Can cognitive rehab make a difference for Long Covid?
That might sound like not much of an effect. But a larger study published in 2025 found that Long Covid patients who received cognitive rehabilitation performed no better than patients in the control group who were told to work on computer games instead of receiving therapy. This discrepancy in findings might in part be due to the fact that patients in the 2025 study did not have to have a cognitive abnormality to participate, so the patients in the new study may have been more severely affected to start with, says Dr. David Knopman, a clinical neurologist at the Mayo Clinic in Rochester, Minnesota, and an author of that study.
These investigations are just the beginning
Beyond the context of clinical trials, doctors have been testing similar treatment approaches to Long Covid for some time, says Dr. Lindsay McAlpine, a neurologist at Yale School of Medicine who was not involved in the new study. “Overall, the findings are not surprising, but they are extremely encouraging because they validate what many of us have observed clinically,” she wrote in an email, noting that such therapies must be tailored to the individual patients and should take care to avoid triggering post-exertional malaise, where exertion, either cognitive or physical, can have negative aftereffects for patients. “These findings support the concept that the Long COVID brain retains substantial neuroplasticity and capacity for recovery, even in the setting of an ongoing disease process, similar to what we observe after stroke or in multiple sclerosis.”
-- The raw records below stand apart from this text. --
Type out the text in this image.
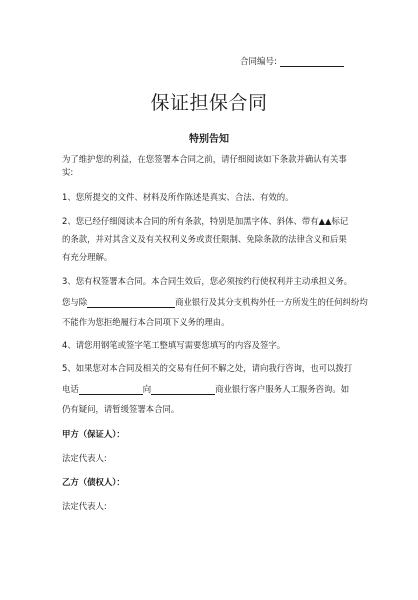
合同编号:
保证担保合同
特别告知
为了维护您的利益，在您签署本合同之前，请仔细阅读如下条款并确认有关事
实:
1、您所提交的文件、材料及所作陈述是真实、合法、有效的。
2、您已经仔细阅读本合同的所有条款，特别是加黑字体、斜体、带有▲▲标记
的条款，并对其含义及有关权利义务或责任限制、免除条款的法律含义和后果
有充分理解。
3、您有权签署本合同。本合同生效后，您必须按约行使权利并主动承担义务。
您与除	商业银行及其分支机构外任一方所发生的任何纠纷均
不能作为您拒绝履行本合同项下义务的理由。
4、请您用钢笔或签字笔工整填写需要您填写的内容及签字。
5、如果您对本合同及相关的交易有任何不解之处，请向我行咨询，也可以拨打
电话	向	商业银行客户服务人工服务咨询。如
仍有疑问，请暂缓签署本合同。
甲方（保证人）：
法定代表人:
乙方（债权人）：
法定代表人:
For Adrian Black, the trial marked the beginning of a substantial improvement in his cognitive symptoms. “I was willing to try anything,” he recalls. His goals involved being able to give a short presentation without having to stop and being able to remember where he was in an activity after being distracted. After the sessions, “I thought, ‘Actually, that would have been really useful if I'd done that at age 20,’” he reflects—at that age, you take your cognitive abilities for granted. “But if you [lose that], you have to relearn.”